Results: Sixty two patients, ages 11–57 (mean 28) were followed for 15–31 years (mean 20.4 years). The etiology for the osteochondral defect was traumatic injury to the knee in 41 patients (66%), Osteochondritis Dissecans in 15 patients (24%), and in six patients (10%) due to other pre-existing conditions. Twenty of the 62 grafts have failed, with five having graft removal and 15 converted to total knee replacement. Three patients died during the course of this study due to unrelated causes. The Kaplan-Meier survivorship analysis showed: 92%, 79%, 56%, and 49% graft survival at 10, 15, 20, and 25 years respectively, (median survival = 23 years). Patients with surviving grafts had good function, with a modified Hospital for Special Surgery score of an average 88 at 20 years or more following the allograft transplantation surgery.

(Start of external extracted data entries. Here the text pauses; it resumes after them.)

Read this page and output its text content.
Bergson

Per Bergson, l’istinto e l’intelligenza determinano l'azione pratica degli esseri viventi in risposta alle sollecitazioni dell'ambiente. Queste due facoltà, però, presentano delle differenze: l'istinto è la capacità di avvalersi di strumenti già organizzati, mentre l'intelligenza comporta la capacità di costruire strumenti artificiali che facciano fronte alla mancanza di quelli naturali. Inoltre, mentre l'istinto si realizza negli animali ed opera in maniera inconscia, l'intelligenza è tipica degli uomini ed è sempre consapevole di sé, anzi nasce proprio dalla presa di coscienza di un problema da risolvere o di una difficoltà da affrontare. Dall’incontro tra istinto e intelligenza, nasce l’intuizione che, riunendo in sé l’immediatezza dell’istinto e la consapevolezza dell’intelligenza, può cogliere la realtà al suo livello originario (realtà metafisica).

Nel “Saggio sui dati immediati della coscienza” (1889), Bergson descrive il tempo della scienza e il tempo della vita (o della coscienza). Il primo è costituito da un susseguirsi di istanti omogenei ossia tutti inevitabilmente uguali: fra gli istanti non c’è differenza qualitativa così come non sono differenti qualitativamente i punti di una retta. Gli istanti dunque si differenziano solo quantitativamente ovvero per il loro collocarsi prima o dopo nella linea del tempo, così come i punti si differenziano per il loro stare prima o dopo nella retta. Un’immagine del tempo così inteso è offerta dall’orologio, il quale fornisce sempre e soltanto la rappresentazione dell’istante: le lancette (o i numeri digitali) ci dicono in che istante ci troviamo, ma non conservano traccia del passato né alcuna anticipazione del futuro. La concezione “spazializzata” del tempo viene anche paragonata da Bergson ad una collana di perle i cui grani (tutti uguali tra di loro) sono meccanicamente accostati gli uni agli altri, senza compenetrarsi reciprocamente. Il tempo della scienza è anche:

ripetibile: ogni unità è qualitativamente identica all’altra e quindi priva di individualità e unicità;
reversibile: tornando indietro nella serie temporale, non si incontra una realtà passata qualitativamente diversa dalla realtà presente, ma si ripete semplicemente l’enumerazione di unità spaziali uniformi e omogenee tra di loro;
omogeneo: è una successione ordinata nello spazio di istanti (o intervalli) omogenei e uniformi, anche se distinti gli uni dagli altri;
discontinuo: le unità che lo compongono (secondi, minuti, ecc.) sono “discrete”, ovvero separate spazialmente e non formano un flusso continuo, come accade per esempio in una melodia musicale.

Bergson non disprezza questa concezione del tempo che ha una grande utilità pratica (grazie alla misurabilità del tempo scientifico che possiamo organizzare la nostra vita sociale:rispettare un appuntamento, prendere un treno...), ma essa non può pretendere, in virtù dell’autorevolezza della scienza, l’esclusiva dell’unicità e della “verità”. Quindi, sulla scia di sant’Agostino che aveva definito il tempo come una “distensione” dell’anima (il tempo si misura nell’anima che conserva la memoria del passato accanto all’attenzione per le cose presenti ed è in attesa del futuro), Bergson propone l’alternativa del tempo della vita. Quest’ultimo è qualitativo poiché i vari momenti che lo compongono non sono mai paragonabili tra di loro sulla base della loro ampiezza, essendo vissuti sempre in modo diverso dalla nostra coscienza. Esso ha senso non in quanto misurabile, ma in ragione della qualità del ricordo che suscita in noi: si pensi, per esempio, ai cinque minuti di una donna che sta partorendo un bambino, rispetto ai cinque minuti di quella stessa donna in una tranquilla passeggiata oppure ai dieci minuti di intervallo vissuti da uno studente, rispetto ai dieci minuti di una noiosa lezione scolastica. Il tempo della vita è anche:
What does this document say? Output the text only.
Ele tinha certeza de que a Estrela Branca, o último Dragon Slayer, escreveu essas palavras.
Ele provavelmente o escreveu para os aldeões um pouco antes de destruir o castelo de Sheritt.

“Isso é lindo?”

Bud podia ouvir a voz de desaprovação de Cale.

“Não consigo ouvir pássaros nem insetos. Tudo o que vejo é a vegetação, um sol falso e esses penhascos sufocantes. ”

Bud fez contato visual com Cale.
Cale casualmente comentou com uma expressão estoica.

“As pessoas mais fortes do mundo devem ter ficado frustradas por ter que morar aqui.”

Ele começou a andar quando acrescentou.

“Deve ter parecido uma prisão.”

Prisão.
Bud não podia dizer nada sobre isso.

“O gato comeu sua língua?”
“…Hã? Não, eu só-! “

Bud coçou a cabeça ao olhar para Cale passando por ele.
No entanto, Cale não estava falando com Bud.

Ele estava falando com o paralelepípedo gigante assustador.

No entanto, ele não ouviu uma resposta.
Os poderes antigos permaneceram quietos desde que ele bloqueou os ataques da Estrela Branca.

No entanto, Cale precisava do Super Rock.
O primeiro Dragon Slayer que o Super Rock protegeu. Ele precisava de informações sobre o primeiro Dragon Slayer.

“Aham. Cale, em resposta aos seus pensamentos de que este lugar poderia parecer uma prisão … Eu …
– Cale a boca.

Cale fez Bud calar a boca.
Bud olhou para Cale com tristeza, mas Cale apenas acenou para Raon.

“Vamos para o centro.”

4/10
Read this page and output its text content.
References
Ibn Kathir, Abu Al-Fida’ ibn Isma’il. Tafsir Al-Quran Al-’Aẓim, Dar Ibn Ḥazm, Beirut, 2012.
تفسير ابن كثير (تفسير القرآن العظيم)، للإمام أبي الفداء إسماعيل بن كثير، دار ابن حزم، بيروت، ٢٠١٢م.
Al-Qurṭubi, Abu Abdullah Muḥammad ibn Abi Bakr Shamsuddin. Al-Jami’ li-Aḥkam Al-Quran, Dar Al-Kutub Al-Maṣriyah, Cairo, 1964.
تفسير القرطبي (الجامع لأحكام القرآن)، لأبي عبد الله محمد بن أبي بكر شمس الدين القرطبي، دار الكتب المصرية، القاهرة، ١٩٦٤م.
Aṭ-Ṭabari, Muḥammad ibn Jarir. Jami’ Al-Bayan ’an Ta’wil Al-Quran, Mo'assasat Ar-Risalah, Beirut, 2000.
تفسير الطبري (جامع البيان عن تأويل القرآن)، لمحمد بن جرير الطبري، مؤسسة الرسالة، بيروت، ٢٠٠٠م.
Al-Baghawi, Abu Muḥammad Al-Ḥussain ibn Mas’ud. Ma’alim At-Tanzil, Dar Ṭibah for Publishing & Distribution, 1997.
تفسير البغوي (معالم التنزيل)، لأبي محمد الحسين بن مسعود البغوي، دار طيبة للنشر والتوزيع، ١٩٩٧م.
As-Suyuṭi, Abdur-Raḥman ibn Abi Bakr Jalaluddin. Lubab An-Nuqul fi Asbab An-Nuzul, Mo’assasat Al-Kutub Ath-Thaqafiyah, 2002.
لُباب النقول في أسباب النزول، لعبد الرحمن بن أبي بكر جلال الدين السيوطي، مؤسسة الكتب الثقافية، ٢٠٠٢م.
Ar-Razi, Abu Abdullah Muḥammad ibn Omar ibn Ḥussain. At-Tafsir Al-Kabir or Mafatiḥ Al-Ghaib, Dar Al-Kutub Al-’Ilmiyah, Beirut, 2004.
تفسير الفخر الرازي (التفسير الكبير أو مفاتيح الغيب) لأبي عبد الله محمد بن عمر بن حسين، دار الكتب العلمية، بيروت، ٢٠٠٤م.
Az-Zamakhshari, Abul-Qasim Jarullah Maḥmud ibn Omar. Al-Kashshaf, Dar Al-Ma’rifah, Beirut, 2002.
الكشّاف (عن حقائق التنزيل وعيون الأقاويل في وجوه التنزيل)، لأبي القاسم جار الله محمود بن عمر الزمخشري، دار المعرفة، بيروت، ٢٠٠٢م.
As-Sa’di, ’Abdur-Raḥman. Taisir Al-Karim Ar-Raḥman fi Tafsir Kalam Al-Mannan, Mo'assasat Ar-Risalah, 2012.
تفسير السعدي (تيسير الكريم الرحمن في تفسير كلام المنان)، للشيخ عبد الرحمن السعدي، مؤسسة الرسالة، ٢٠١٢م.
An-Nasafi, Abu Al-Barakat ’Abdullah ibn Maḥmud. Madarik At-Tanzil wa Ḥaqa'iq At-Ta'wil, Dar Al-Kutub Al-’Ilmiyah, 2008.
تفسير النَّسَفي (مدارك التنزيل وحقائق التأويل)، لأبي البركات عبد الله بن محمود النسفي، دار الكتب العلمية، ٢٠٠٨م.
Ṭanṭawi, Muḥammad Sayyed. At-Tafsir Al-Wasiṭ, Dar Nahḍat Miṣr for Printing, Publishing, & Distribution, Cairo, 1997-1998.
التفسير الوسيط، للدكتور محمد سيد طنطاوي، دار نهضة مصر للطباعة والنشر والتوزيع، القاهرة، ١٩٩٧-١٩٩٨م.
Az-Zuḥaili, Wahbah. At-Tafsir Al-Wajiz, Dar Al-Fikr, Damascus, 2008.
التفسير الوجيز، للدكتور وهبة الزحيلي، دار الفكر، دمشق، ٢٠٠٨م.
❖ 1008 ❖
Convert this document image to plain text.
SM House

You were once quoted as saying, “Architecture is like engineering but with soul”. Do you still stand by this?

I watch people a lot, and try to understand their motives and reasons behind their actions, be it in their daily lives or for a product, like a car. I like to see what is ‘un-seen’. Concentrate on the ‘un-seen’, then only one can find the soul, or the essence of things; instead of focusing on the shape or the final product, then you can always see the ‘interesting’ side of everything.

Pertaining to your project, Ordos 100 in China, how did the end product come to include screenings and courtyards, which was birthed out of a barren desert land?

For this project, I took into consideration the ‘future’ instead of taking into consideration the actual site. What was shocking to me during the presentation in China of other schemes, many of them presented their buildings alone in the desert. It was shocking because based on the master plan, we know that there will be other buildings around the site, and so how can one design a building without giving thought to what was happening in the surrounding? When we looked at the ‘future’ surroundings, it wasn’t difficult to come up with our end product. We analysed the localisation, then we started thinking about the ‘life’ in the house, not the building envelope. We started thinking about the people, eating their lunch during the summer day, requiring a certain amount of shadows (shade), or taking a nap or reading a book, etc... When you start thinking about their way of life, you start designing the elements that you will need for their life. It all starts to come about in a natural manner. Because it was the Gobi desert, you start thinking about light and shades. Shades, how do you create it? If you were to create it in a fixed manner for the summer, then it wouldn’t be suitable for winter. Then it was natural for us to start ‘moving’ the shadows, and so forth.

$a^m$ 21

Conclusion: Through this long term study the authors confirm the value of fresh osteochondral allografts as a long term solution for large articular defects in the knees of young patients. The improvement of patients’ outcome compared to the previous published results of our earlier studies could be attributed to improved surgical techniques and increasing expertise of the senior authors. We therefore recommend the use of fresh osteochondral allografts for treatment of large osteochondral defects in the distal femur of young and active patients.